With all the “diets” I’ve endured over the years, the Carnivore Diet is the best for mood and inflammation. I love it.
Grow your own
And ferment it
Interesting article. Thanks for posting it.
Lard.
I’d be depressed without bacon.
Like this is news.
The 1980s and the war on fat set our health back immeasurably. I remember my mom letting us eat all the gummy bears and candy we wanted growing up, because the Surgeon General said fat is making us fat. She replaced Hellman’s with Miracle Whip, butter with margarine, and sugary cereal was perfectly fine with skim milk.
Decades of dietary science is now showing how wrong that was, and heart disease, obesity, and concomitant cancers are soaring. Meanwhile, everyone’s on Atkins or keto or paleo or carnivore diets and seeing dramatic effects while we continue with crickets from our government health overlords about reversing the stupidity of the food pyramids and Michelle Obama’s garbage plate.
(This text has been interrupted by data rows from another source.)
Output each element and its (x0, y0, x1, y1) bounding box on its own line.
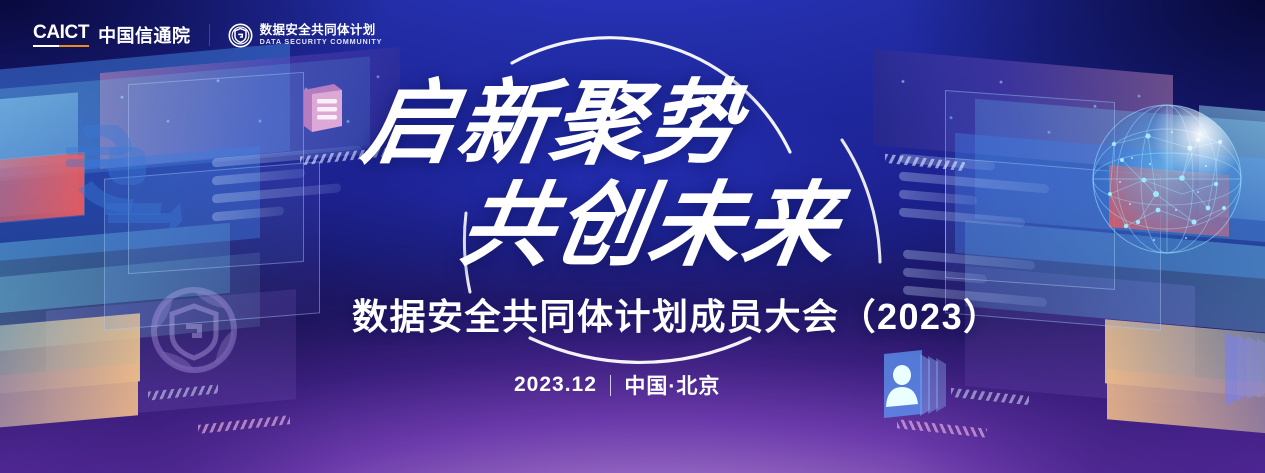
shield-circle-icon (228, 23, 253, 48)
user-avatar-icon (880, 348, 952, 422)
community-chinese-name: 数据安全共同体计划 (260, 24, 383, 37)
vr-headset-icon (48, 125, 198, 230)
caict-wordmark: CAICT (33, 23, 89, 48)
shield-aperture-watermark (142, 278, 246, 382)
caict-underline (33, 45, 89, 48)
header-logo-bar: CAICT 中国信通院 数据安全共同体计划 DATA SECURITY COMM… (33, 22, 382, 48)
conference-banner: CAICT 中国信通院 数据安全共同体计划 DATA SECURITY COMM… (0, 0, 1265, 473)
card-stack-icon (1215, 330, 1265, 408)
community-logo-text: 数据安全共同体计划 DATA SECURITY COMMUNITY (260, 24, 383, 45)
network-globe-icon (1086, 98, 1248, 260)
data-security-community-logo[interactable]: 数据安全共同体计划 DATA SECURITY COMMUNITY (228, 23, 383, 48)
logo-divider (209, 24, 210, 46)
caict-logo[interactable]: CAICT 中国信通院 (33, 22, 191, 48)
caict-wordmark-text: CAICT (33, 23, 89, 42)
community-english-name: DATA SECURITY COMMUNITY (260, 38, 383, 45)
caict-chinese-name: 中国信通院 (98, 22, 191, 48)
document-card-icon (300, 82, 346, 134)
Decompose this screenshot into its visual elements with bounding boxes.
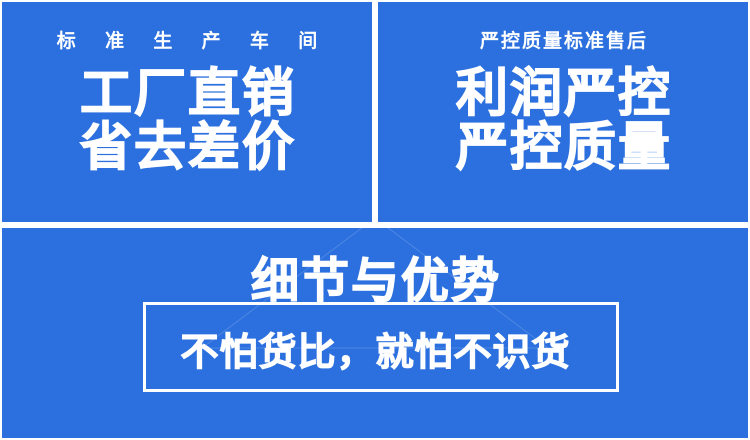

I’ve never had a sweet tooth. I can say no to a chocolate eruption cake the size of my head, but you put a box of wheat thins and a hunk of cheese in front of me, and I’m having trouble on the throne the next morning. I’ve seen the benefits of Atkins/keto dropping over 100 lbs in just over a year, but that dopamine feeder bar is so easy to tap at like a rat in an experiment when it comes to carbs and my weight has slowly gone up.
If we could rid the public of this sugar infatuation, we’d see soaring health advantages, but that’s not going to help big sugar, is it? I wish this stuff was fed to the public via the MSM, but it’s expensive to eat healthy. It doesn’t fit a narrative. That makes me sick.
Eat shitty food, feel shitty.
Amazing, New York Times. Well done.
I will have ten chocolate sundaes says Q
https://youtu.be/SJp6AIBFMEs?t=47
One of the smartest things I ever did — enroll in culinary school.
Not because I wanted to be a chef — I’m not. But good food is one of the great pleasures in life.
I just wish there was a sex school, too…
depressed without bacon.
—————and a good whiskey, two rocks.
“I just wish there was a sex school, too…”
You need someone to show you how it’s done?
Where does Beyond Meat fall on the scale of processed foods?
No, but you know how in art school there's the model that the other students use to perfect their craft?
I wanna volunteer...
True true true
Angel hair pasta with clams and red sauce...spicey, please...and I am a happy mofo
There is and and you can pay for one on one instruction.
Try to get an instructor with all her teeth.
Yikes, I don’t want to do that, nobody wants to see it but you go for it stud, get it boyyee! Yikes!